A few additional thoughts:
To scale this approach, one will want to have “structural regularizers” towards modularity, interoperability and parsimony. Two of those we have strong opinions on are:
A preference for reusing shared building blocks and building bottom-up. As a decentralized architecture, we implement this preference in terms of credit assignment, specifically free energy flow accounting.
Constraints on the types of admissible model code. We have strongly advocated for probabilistic causal models expressed as probabilistic programs. This enables both a shared statistical notion of model grounding (effectively backing the free energy flow accounting as approximate Bayesian inference of higher-order model structure) and a shared basis for defining and evaluating policy spaces (instantly turning any descriptive model into a usable substrate for model-based RL / active inference).
Learning models from data is super powerful as far as it goes, but it’s sometimes necessary—and often orders of magnitude more efficient—to leverage prior knowledge. Two simple and powerful ways to do it, which we have successfully experimented with, are:
LLM-driven model extraction from scientific literature and other sources of causal knowledge. This is crucial to bootstrap the component library. (See also our friends at system.com.)
Collaborative modeling by LLM-assisted human expert groups. This fits and enhances the “pull request” framework perfectly.
Scaling this to multiple (human or LLM) contributors will require a higher-order model economy of some sort. While one can get away with an implicit, top-down resource economy in the context of a closed contributor group, opening up will require something like a market economy. The free energy flow accounting described above is a suitable primitive for this.
I’d be keen to find ways to collaborate.
Also @Roman Leventov FYI
Thanks a lot for the kind comment!
I am unsure of the formal architecture or requirements for these structural regularizers you mention. I agree with using shared building blocks to speed up development and verification. I am unsure credit assignment would work well for this, maybe in the form of “the more a block is used in a code, the more we can trust it”?
What do you mean? Why is this specifically needed? Do you mean that if we want to have a go-player, we should have one portion of the code dedicated to assigning probability to what the best move is? Or does it only apply in a different context of finding policies?
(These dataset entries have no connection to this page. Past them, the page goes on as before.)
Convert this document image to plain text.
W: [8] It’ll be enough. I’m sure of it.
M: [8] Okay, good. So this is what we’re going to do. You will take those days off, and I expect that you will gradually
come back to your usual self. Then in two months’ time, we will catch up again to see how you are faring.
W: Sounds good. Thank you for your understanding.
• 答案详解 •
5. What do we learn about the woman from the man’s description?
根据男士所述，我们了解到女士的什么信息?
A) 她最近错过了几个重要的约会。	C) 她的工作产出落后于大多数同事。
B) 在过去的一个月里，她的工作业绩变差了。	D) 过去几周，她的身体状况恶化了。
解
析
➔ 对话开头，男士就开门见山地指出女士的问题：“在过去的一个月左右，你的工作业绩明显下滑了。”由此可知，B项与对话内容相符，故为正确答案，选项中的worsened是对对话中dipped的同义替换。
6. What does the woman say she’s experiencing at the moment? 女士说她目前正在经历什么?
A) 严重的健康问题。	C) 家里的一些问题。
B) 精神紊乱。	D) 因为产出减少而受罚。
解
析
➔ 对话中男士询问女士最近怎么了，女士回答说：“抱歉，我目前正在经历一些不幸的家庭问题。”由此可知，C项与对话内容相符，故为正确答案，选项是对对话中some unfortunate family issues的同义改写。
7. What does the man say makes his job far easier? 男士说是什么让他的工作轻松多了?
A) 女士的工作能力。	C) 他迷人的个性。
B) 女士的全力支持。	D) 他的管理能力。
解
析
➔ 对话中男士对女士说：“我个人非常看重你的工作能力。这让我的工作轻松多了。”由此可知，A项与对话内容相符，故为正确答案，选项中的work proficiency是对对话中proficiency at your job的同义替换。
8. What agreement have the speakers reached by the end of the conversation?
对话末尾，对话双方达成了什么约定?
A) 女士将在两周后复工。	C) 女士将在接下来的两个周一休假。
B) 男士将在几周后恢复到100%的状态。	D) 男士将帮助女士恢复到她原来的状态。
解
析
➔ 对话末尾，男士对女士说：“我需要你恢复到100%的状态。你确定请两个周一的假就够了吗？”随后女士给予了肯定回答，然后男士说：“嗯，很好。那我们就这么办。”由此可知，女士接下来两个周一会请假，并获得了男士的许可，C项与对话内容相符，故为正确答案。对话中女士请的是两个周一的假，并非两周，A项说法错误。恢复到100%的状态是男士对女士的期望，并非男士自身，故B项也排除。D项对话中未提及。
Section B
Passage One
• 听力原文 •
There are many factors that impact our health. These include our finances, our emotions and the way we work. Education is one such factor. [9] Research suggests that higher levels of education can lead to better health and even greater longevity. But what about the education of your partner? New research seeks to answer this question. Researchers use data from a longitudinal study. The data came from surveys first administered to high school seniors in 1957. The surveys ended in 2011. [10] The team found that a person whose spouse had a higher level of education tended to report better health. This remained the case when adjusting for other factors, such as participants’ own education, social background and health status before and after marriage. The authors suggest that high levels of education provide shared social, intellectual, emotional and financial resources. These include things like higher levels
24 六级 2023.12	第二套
Hmm. Is the argument something like “We want to scale and diversify the agents who will review the code for more robustness (so not just one LLM model for instance), and that means varying level of competence that we will want to figure out and sort”? I had not thought of it that way, I was mainly thinking of just using the same model, and I’m unsure that having weaker code-reviewers will not bring the system down in terms of safety.
Regarding the Gaia Network, the idea seems interesting though I am unclear about the full details yet. I had thought of extending betting markets to a full bayesian network to have a better picture of what everyone believe, and maybe this is related to your idea. In any case, I believe that conveying one’s full model of the world through this kind of network and maybe more may be doable, and quite important to solve some sort of global coordination/truth seeking?
Overall I agree with your idea of a common library and I think there should be some very promising iterations on that. I will contact you more about colaboration ideas!